Как показывают приведенные экспликации значения, все предложения такого типа являются неагентивными. Таин­ственные и непонятные события происходят вне нас совсем не по той причине, что кто-то делает что-то, а события, про­исходящие внутри нас, наступают отнюдь не потому, что мы этого хотим. В агентивности нет ничего загадочного: если человек что-то делает и из-за этого происходят какие-то со­бытия, то все представляется вполне ясным; загадочными и непостижимыми предстают те вещи вокруг и внутри нас, появление на свет которых вызвано действием таинственных сил природы.
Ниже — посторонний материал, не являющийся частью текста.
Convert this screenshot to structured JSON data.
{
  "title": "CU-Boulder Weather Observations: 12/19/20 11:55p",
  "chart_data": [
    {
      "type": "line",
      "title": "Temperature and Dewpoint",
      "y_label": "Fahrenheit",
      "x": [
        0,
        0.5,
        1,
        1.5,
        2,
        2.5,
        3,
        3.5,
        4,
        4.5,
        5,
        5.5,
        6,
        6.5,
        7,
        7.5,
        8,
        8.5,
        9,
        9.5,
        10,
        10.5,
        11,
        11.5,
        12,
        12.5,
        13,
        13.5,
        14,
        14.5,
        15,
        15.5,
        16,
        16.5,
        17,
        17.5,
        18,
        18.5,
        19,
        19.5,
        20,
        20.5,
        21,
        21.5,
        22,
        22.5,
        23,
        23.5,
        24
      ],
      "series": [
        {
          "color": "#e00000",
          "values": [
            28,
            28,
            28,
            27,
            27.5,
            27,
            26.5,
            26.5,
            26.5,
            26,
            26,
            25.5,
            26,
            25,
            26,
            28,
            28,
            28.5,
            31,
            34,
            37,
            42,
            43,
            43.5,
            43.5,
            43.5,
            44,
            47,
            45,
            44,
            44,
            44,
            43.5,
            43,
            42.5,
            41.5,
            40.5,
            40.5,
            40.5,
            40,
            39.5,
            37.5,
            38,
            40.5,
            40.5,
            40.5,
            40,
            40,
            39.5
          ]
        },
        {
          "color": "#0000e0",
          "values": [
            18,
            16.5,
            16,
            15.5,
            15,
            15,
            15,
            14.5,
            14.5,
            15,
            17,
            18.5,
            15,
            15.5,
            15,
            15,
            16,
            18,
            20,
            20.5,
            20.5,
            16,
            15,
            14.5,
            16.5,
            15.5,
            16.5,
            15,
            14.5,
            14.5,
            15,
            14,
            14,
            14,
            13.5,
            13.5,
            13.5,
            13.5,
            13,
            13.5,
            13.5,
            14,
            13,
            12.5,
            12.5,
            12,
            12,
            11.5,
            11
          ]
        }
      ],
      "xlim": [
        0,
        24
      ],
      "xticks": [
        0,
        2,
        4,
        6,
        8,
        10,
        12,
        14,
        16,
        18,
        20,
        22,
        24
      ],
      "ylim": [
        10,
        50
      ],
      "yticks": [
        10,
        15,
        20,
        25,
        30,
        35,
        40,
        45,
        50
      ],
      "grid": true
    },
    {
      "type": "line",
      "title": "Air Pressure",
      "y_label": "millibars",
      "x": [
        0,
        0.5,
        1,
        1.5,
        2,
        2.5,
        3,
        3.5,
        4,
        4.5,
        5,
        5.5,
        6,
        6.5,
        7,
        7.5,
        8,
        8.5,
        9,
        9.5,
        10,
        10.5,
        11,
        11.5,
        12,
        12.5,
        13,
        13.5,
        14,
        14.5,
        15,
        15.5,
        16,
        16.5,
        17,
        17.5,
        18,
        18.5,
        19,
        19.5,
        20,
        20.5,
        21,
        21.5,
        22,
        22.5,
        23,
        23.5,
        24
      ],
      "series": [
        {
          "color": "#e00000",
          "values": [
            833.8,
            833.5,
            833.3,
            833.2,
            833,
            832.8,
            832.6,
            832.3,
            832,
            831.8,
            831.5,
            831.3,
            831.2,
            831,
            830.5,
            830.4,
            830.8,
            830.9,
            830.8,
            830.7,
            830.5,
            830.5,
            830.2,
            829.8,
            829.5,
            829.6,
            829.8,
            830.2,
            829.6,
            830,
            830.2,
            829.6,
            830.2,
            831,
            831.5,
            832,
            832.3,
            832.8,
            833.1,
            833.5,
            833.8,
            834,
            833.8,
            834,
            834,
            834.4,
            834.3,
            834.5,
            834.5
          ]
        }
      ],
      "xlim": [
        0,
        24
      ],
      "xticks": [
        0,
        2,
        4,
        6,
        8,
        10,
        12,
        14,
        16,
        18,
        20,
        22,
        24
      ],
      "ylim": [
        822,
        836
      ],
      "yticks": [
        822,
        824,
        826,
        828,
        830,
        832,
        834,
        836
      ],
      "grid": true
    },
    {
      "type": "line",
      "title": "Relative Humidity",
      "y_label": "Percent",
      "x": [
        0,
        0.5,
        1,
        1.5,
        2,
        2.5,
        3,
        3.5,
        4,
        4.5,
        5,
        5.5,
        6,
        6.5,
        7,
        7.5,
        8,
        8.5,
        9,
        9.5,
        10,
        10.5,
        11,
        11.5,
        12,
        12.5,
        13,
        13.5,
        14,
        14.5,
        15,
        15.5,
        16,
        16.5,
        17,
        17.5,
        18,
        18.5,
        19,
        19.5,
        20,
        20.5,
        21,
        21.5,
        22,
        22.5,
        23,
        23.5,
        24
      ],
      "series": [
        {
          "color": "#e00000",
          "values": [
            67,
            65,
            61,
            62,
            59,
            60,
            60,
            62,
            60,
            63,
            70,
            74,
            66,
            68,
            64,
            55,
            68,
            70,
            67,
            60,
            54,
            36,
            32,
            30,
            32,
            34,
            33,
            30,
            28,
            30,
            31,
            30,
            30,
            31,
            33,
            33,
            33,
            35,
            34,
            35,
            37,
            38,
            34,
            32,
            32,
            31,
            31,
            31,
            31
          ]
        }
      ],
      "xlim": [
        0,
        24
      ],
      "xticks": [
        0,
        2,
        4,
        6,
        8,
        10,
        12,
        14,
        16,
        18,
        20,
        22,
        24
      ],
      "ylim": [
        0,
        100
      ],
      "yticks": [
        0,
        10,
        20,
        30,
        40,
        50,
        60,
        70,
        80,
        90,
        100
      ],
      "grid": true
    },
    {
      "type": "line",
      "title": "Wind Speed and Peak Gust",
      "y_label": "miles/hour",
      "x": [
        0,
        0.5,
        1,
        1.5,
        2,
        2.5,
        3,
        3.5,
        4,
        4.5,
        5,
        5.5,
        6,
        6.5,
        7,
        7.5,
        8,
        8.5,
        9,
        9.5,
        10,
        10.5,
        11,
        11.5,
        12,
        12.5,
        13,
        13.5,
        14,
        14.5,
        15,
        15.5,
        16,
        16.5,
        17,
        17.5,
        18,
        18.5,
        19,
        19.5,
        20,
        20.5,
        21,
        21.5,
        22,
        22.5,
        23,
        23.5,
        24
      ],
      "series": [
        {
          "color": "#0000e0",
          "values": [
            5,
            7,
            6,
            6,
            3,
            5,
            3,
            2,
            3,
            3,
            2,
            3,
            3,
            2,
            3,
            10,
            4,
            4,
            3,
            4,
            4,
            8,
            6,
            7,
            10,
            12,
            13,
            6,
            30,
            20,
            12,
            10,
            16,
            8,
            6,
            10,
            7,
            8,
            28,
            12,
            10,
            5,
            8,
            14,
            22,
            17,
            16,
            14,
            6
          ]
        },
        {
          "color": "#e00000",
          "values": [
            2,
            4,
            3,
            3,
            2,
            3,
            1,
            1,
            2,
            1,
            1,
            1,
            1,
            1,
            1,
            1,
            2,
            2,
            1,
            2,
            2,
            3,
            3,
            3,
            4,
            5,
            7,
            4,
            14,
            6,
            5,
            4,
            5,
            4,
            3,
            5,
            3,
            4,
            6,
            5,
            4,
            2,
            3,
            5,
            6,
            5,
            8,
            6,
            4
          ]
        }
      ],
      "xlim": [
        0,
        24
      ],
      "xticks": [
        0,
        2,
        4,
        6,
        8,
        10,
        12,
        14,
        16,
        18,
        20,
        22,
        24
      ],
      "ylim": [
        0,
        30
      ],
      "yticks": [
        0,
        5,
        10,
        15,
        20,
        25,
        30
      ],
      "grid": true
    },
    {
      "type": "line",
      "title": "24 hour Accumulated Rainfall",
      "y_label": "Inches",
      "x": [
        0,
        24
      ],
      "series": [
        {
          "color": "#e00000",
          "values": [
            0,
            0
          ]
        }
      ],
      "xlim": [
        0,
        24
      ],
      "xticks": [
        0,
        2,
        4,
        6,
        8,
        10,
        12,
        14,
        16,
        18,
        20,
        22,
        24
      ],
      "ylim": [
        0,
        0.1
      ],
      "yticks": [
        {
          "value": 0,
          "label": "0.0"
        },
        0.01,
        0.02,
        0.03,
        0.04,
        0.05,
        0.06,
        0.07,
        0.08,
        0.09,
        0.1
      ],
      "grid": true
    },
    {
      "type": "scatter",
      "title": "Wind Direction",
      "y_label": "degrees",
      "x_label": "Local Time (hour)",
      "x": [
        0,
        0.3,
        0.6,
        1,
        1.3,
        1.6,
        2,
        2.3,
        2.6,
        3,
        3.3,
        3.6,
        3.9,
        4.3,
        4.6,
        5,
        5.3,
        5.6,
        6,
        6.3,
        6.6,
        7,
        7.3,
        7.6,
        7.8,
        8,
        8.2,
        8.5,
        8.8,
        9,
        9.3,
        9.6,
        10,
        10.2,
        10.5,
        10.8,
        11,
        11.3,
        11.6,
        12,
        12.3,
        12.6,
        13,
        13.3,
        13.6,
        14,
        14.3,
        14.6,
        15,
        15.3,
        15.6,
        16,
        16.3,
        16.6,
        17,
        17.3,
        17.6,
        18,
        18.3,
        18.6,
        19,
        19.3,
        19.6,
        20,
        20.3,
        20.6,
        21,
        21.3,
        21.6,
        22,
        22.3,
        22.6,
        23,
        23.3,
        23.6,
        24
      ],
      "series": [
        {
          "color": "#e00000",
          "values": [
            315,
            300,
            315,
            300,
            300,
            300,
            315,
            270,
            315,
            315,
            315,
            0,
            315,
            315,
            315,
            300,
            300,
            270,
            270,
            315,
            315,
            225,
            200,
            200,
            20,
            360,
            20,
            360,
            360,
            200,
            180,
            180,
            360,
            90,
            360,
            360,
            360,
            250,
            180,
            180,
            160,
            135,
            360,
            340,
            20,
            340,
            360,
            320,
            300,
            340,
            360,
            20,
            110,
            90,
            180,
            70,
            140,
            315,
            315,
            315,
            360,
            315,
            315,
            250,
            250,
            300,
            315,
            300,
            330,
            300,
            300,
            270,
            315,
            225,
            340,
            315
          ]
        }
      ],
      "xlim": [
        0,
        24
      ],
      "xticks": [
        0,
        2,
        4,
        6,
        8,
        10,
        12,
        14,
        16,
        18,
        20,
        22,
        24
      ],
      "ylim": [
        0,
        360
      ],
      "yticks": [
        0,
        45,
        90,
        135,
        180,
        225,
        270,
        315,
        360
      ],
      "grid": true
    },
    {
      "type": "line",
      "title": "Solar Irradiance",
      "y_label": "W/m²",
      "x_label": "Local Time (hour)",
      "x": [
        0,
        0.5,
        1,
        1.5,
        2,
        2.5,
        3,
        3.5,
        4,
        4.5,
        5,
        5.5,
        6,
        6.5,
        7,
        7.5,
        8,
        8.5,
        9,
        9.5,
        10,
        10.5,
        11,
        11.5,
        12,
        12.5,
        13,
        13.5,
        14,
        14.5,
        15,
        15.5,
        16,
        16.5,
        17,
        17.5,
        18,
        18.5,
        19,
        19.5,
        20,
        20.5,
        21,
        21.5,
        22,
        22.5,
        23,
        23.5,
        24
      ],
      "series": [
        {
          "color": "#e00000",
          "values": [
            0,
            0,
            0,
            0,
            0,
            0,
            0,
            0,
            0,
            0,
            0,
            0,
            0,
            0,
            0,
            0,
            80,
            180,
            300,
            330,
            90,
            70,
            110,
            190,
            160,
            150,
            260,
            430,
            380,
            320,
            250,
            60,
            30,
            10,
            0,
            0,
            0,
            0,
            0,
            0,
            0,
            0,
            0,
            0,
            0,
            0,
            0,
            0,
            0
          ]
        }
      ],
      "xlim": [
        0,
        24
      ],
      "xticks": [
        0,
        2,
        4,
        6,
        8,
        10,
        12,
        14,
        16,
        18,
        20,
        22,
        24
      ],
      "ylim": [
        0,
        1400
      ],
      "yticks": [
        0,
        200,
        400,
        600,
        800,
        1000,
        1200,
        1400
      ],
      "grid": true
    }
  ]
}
В русском языке предложения, построенные по агентивной личной модели, имеют более ограниченную сферу употребления в сравнении с аналогичными предложениями в других европейских языках, значительно более ограничен­ную, например, по сравнению с английским языком. Богат­ство и разнообразие безличных конструкций в русском языке показывают, что язык отражает и всячески поощряет преоб­ладающую в русской культурной традиции тенденцию рас­сматривать мир как совокупность событий, не поддающихся ни человеческому контролю, ни человеческому уразумению, причем эти события, которые человек не в состоянии до кон­ца постичь и которыми он не в состоянии полностью управ­лять, чаще бывают для него плохими, чем хорошими. Как и судьба.